August 11, 2019
Exodus 24
Exodus: The Story of God’s Love for God’s People: The Blood of the Covenant
The Rev. Martha M. Shiverick
Riviera Presbyterian Church
In another month we are going to install and ordain new officers to the session. We will do this during a worship service on a Sunday in September. Two new elders to the class of 2022 have already been on session. Karen Collier served two terms, sat off for the required one year and felt called by God to come back. Barbara Overton had finished one three year term and agreed to serve another term. Although ordination is for life, they will be installed back in to the ministry of serving on the session. But our other two elected elders, Mimi Sutherland and Susan Mazzola, have never served on session and never been ruling elders before. So they will be not just installed during the ceremony, but ordained as elders as well.

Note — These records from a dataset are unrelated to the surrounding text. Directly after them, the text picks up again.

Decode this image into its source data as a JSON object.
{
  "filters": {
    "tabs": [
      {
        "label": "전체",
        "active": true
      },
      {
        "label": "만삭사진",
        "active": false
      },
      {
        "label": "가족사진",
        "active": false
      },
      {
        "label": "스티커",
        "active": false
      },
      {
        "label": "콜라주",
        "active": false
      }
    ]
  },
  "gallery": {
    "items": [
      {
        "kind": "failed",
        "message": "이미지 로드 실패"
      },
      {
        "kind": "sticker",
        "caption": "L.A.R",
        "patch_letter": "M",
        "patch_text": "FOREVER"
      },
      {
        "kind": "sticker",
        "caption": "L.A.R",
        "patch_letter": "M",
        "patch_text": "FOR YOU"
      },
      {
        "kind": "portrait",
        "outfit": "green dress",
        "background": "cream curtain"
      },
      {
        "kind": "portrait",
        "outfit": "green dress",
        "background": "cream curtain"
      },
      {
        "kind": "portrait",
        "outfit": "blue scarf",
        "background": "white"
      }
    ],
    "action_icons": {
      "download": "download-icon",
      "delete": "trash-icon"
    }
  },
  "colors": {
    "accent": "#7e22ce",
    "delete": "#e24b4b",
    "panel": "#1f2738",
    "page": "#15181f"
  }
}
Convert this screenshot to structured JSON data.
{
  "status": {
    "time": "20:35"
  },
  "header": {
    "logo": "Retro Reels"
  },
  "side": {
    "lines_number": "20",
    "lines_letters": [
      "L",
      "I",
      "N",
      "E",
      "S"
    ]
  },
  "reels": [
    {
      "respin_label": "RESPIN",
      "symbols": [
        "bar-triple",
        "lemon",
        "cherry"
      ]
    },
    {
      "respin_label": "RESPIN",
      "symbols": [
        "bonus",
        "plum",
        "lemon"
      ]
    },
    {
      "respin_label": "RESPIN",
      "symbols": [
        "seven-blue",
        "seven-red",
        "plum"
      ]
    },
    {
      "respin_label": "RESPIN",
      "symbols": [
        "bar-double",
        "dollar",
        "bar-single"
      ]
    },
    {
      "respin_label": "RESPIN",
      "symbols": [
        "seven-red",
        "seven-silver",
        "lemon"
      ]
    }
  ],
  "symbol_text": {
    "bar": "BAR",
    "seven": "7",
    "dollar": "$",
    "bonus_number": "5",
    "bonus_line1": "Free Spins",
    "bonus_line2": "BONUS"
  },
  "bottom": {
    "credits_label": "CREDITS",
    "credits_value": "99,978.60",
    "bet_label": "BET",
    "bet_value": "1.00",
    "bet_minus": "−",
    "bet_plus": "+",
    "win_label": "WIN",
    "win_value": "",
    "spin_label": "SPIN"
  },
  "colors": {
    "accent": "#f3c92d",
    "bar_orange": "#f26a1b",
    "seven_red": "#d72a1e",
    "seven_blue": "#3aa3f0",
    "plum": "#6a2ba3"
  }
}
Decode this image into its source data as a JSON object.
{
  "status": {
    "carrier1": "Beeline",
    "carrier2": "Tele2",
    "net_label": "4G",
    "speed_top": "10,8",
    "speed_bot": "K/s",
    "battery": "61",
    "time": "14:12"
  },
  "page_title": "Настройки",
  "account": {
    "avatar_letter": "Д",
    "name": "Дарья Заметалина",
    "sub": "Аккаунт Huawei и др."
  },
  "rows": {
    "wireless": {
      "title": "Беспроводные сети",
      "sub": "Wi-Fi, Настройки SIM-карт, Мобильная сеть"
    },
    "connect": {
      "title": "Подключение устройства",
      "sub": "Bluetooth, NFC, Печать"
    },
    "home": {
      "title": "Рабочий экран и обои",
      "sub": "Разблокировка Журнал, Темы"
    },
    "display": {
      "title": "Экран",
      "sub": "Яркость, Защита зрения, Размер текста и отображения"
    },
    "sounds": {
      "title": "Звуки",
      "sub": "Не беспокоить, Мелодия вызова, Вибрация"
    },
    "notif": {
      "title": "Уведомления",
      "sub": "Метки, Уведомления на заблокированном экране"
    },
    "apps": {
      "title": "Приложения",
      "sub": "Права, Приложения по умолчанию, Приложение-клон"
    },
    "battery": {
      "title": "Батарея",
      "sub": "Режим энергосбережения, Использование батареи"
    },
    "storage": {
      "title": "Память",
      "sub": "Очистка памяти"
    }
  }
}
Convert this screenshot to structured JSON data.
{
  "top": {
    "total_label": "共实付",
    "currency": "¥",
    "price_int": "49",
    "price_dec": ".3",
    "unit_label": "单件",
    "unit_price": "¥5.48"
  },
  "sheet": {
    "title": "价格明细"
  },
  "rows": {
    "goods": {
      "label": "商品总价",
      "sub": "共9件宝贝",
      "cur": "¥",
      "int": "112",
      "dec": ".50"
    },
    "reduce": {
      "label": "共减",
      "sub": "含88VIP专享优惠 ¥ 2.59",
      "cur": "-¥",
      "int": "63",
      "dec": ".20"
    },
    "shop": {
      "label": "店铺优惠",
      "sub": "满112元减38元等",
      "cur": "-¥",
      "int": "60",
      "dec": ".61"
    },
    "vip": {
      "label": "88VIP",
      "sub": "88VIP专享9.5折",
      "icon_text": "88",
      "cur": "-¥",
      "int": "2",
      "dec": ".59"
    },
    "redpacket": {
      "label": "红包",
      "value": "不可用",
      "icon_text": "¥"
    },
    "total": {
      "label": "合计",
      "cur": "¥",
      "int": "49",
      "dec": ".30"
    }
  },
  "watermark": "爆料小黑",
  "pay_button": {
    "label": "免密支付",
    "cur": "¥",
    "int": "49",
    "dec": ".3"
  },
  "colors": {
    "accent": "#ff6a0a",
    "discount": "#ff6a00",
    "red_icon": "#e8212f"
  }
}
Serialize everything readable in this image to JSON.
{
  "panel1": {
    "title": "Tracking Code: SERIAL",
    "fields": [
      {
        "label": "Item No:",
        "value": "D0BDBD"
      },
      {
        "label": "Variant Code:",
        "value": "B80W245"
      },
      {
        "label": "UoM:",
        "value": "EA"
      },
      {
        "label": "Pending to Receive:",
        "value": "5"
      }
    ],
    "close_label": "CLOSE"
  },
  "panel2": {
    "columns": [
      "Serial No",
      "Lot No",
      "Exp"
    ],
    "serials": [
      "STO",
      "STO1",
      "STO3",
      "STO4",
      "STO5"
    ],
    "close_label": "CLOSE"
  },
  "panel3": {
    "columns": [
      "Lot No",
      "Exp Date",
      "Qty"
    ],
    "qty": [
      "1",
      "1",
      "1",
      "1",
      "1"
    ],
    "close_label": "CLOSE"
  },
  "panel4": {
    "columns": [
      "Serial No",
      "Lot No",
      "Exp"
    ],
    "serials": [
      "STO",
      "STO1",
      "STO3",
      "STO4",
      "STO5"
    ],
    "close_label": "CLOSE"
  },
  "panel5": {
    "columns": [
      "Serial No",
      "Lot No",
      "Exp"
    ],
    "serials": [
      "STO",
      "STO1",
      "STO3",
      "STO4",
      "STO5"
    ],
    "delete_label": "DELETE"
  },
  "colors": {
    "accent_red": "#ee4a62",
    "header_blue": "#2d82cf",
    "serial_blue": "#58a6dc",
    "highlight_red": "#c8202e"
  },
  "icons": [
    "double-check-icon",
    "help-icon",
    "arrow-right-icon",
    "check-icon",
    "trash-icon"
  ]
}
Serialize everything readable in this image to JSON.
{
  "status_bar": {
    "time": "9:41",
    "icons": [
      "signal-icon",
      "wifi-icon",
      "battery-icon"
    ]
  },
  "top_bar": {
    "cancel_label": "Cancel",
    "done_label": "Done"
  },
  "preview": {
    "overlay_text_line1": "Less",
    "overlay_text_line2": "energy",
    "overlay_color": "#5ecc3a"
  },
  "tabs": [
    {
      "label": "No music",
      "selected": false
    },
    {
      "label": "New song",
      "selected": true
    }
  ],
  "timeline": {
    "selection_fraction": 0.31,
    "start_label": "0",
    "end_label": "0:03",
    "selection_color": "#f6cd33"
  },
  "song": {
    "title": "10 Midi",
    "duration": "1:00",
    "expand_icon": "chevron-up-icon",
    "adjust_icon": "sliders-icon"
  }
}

In the Presbyterian Church we believe in lay leadership. The full title of the position of Elder is Ruling Elder and ministers like me are called many titles…. we are called pastors and ministers which implies our work, we are called clergy, and ministers of the word and sacrament; but we are also called teaching elders. AND Teaching Elders and Ruling Elders are ordained with the same ordination vows. Both Ordinations are felt to be the same. And both kinds of Elders (Teaching and Ruling) make up the leadership of the Presbytery and the national church governing bodies as well. This year a Ruling Elder from our Presbytery who sits on the Leadership Counsel with me is also one of the Co- Moderators of our General Assembly. Pretty cool!
But what is essential and at the very root of our Reformed of Calvinist tradition is what is printed on the back of the worship bulletin each Sunday. In the listing of the staff and session is first the list of ministers. And it says who they are. It says: All the People. Central to our belief is that we all have been called by God to ministry and all are ministers. We are all here a priesthood of believers. Our work might be different, but all are ministers, all have a ministry, and God calls each of us.
And this morning’s lesson from Exodus tells of the people of God being commissioned, being sanctified for their work as God’s chosen. Listen for God’s message to us today as it is told in Exodus chapter 24.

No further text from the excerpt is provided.